We’ve managed to partially implement the requirements of the P0 integration (the ability to grant and revoke roles), without granting the P0 integration excessively broad privileges. We can follow this pattern to also create and delete roles, and to assign privileges to roles.
Fleshing out these additional custom privileges is a matter of writing additional stored procedures.

Limitations

Simulating custom privileges presents two main limitations:
Deployment. Because this solution relies on automation deployed within the customer environment, we must rely on our customers to execute SQL in their own environment. To do this, we present customers with a pre-written SQL file that they can merely copy-and-paste into their environment. We also make the SQL statement idempotent (viz., using CREATE OR REPLACE statements) so that the SQL can be run multiple times without consequence.

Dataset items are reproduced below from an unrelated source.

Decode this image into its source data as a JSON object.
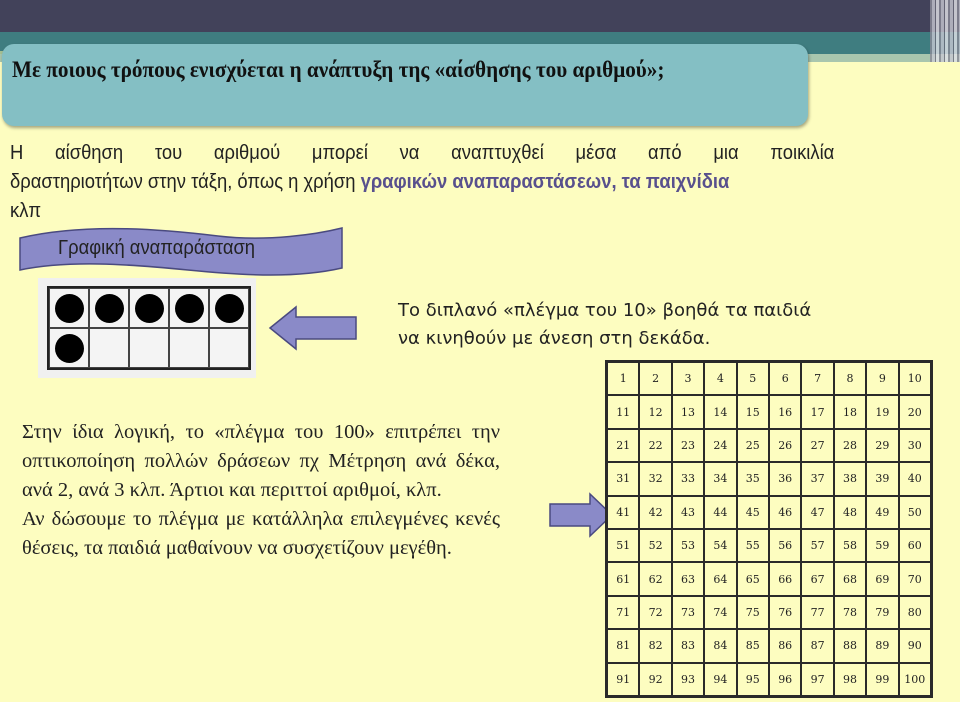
{
  "slide": {
    "title": "Με ποιους τρόπους ενισχύεται η ανάπτυξη της «αίσθησης του αριθμού»;",
    "intro": {
      "line1": "Η αίσθηση του αριθμού μπορεί να αναπτυχθεί μέσα από μια ποικιλία",
      "line2_plain": "δραστηριοτήτων στην τάξη, όπως η χρήση ",
      "line2_highlight": "γραφικών αναπαραστάσεων, τα παιχνίδια",
      "line3": "κλπ"
    },
    "banner_label": "Γραφική αναπαράσταση",
    "ten_frame": {
      "filled_count": 6,
      "total_cells": 10,
      "caption": "Το διπλανό «πλέγμα του 10» βοηθά τα παιδιά να κινηθούν με άνεση στη δεκάδα."
    },
    "hundred_text": {
      "paragraph1": "Στην ίδια λογική, το «πλέγμα του 100» επιτρέπει την οπτικοποίηση πολλών δράσεων πχ  Μέτρηση ανά δέκα, ανά 2, ανά 3 κλπ. Άρτιοι και περιττοί αριθμοί, κλπ.",
      "paragraph2": "Αν δώσουμε το πλέγμα με κατάλληλα επιλεγμένες κενές θέσεις, τα παιδιά μαθαίνουν να συσχετίζουν μεγέθη."
    },
    "hundred_grid": {
      "start": 1,
      "end": 100,
      "columns": 10
    },
    "colors": {
      "background": "#fdfdc0",
      "title_box": "#84bfc4",
      "highlight": "#58508d",
      "arrow": "#8a8ac8",
      "banner": "#8a8ac8"
    }
  }
}
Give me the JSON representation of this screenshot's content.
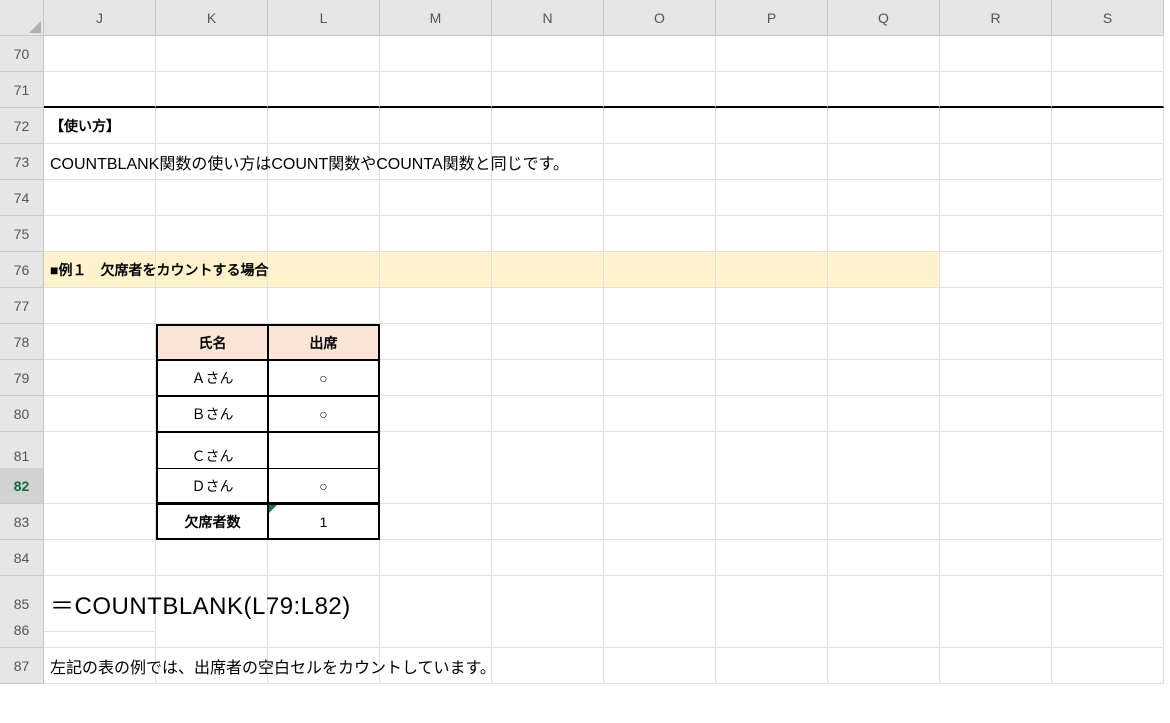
{
  "columns": [
    "J",
    "K",
    "L",
    "M",
    "N",
    "O",
    "P",
    "Q",
    "R",
    "S"
  ],
  "rows": [
    "70",
    "71",
    "72",
    "73",
    "74",
    "75",
    "76",
    "77",
    "78",
    "79",
    "80",
    "81",
    "82",
    "83",
    "84",
    "85",
    "86",
    "87"
  ],
  "selectedRow": "82",
  "content": {
    "r72_title": "【使い方】",
    "r73_text": "COUNTBLANK関数の使い方はCOUNT関数やCOUNTA関数と同じです。",
    "r76_text": "■例１　欠席者をカウントする場合",
    "table": {
      "header_name": "氏名",
      "header_attend": "出席",
      "rows": [
        {
          "name": "Ａさん",
          "attend": "○"
        },
        {
          "name": "Ｂさん",
          "attend": "○"
        },
        {
          "name": "Ｃさん",
          "attend": ""
        },
        {
          "name": "Ｄさん",
          "attend": "○"
        }
      ],
      "footer_label": "欠席者数",
      "footer_value": "1"
    },
    "r85_formula": "＝COUNTBLANK(L79:L82)",
    "r87_text": "左記の表の例では、出席者の空白セルをカウントしています。"
  },
  "chart_data": {
    "type": "table",
    "title": "欠席者をカウントする場合",
    "columns": [
      "氏名",
      "出席"
    ],
    "rows": [
      [
        "Ａさん",
        "○"
      ],
      [
        "Ｂさん",
        "○"
      ],
      [
        "Ｃさん",
        ""
      ],
      [
        "Ｄさん",
        "○"
      ]
    ],
    "summary": {
      "label": "欠席者数",
      "value": 1
    },
    "formula": "=COUNTBLANK(L79:L82)"
  }
}
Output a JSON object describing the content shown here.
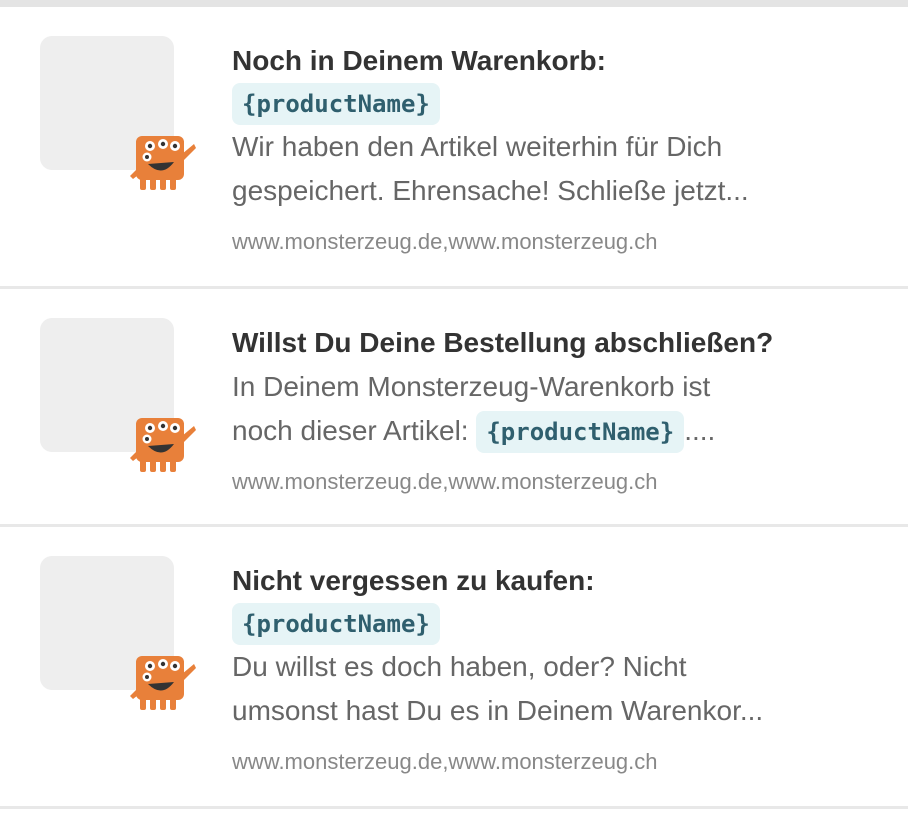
{
  "notifications": [
    {
      "title": "Noch in Deinem Warenkorb:",
      "placeholder": "{productName}",
      "line1": "Wir haben den Artikel weiterhin für Dich",
      "line2": "gespeichert. Ehrensache! Schließe jetzt...",
      "url": "www.monsterzeug.de,www.monsterzeug.ch"
    },
    {
      "title": "Willst Du Deine Bestellung abschließen?",
      "line1": "In Deinem Monsterzeug-Warenkorb ist",
      "line2_prefix": "noch dieser Artikel:",
      "placeholder": "{productName}",
      "line2_suffix": "....",
      "url": "www.monsterzeug.de,www.monsterzeug.ch"
    },
    {
      "title": "Nicht vergessen zu kaufen:",
      "placeholder": "{productName}",
      "line1": "Du willst es doch haben, oder? Nicht",
      "line2": "umsonst hast Du es in Deinem Warenkor...",
      "url": "www.monsterzeug.de,www.monsterzeug.ch"
    }
  ],
  "icon": "monster-logo-icon",
  "colors": {
    "monster": "#e8803a",
    "code_bg": "#e6f4f6",
    "code_text": "#2f5f6e"
  }
}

Versioning can also be added to the schema name, in order to support integration compatibility as the customer SQL is updated.
Scaling. In this solution, every single custom privilege requires its own hand-written custom procedure. This means that this solution is appropriate when the number of needed privileges is small and relatively static.

Notes

Note 1. We explicitly do not gain access using DAC, as doing so would give us access to the customer’s underlying data — access that we do not want. Moreover, we assign an independent role to govern the integration account’s privileges, and never create nor delete nested roles, thus allowing us to treat the Snowflake role hierarchy as flat.